Chunbin Sun,1,* Shuang Sha,1,* Yubang Shan,1 Xiaoyu Gao,1 Liang Li,1 Cencan Xing,1,2,* Zhongbao Guo,3,* Hongwu Du1,2,* 

1School of Chemistry and Biological Engineering, University of Science and Technology Beijing, Beijing, 100083, People’s Republic of China; 2Daxing Research Institute, University of Science and Technology Beijing, Beijing, 100083, People’s Republic of China; 3China Testing & Certification International Group Co., Ltd, Beijing, 100024, People’s Republic of China

*These authors contributed equally to this work

Correspondence: Hongwu Du, School of Chemistry and Biological Engineering, University of Science and Technology Beijing, Beijing, 100083, People’s Republic of China, Email hongwudu@ustb.edu.cn Zhongbao Guo, China Testing & Certification International Group Co., Ltd, Beijing, 100024, People’s Republic of China, Email gzb@ctc.ac.cn

Introduction: Alzheimer’s disease (AD) is a common progressive and irreversible neurodegenerative disease. AD accounts for 60%– 70% of all dementia cases, ranking as the seventh leading cause of death globally.
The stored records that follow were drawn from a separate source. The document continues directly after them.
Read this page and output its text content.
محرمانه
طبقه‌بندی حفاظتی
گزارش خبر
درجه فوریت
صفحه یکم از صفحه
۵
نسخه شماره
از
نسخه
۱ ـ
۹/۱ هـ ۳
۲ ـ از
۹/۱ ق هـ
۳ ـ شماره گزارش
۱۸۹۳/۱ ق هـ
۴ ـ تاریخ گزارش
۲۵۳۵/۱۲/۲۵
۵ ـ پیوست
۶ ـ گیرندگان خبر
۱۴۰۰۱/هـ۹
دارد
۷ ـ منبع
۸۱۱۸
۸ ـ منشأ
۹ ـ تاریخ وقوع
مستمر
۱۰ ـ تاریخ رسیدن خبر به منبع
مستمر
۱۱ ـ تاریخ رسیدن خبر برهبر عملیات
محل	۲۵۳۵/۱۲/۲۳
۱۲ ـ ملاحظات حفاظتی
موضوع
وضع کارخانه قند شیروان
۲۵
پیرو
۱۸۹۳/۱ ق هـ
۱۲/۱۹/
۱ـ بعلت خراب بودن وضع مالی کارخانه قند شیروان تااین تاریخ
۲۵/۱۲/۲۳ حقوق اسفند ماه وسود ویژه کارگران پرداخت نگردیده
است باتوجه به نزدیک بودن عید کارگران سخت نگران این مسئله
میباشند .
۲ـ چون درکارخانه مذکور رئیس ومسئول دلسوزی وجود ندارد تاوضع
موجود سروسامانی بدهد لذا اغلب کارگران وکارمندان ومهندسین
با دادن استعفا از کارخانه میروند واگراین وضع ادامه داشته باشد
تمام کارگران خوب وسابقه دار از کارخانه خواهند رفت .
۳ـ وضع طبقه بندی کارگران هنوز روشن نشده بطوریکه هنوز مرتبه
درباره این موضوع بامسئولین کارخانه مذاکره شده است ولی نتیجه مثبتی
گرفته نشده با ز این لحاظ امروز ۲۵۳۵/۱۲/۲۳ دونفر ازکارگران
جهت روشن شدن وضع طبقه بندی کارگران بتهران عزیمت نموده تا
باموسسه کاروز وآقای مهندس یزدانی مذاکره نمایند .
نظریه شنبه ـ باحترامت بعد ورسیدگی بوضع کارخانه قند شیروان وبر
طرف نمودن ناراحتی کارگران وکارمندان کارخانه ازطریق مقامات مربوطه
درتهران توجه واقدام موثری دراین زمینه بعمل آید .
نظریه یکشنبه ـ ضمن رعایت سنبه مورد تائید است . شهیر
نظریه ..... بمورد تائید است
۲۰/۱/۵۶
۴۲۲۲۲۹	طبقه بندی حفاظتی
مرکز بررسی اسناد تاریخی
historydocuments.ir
Human umbilical cord mesenchymal stem cells (hUC-MSCs) characterized by their abundant availability and low immunogenicity, have demonstrated significant therapeutic potential for AD in both preclinical studies and clinical trials. The use of exosomes can help mitigate the issues associated with cellular therapies. However, the clinical application of hUC-MSCs remains challenging due to their inability to effectively traverse the blood-brain barrier (BBB) and reach pathological sites. Therapeutic strategies utilizing exosomes derived from hUC-MSCs (Exos) have emerged as an effective approach for AD intervention.
Methods: Here, we used ultrasound to construct multifunctional Exos (MsEVB@R/siRNA) for AD therapy. We obtained small interfering RNA for β-site precursor protein lyase-1 (BACE1 siRNA) and berberine for co-delivery into the brain. Berberine, a classical anti-inflammatory agent, effectively alleviates neuroinflammation in AD pathogenesis. BACE1 serves as the pivotal cleavage enzyme in amyloid β-protein (Aβ) formation, where silencing BACE1 synthesis through BACE1 siRNA significantly reduces Aβ production. In a 5xFAD mouse model, Exos selectively targeted microglial and neuronal cells after nasal delivery under the action of neural cell-targeting peptide rabies virus glycoprotein 29 (RVG29).
Results: BACE1 siRNA and berberine (BBR) loading enhanced the effectiveness of Exos in improving cognitive function, promoting nerve repair and regeneration, reducing inflammatory cytokine expression, and suppressing glial responses. BACE1 siRNA release was confirmed to reduce BACE1 expression and Aβ deposition. Concurrently, berberine effectively suppressed the release of inflammatory factors, thereby reducing neuroinflammation.
Conclusion: In conclusion, the nasal delivery of engineered exosomes is a potentially effective method for treating AD.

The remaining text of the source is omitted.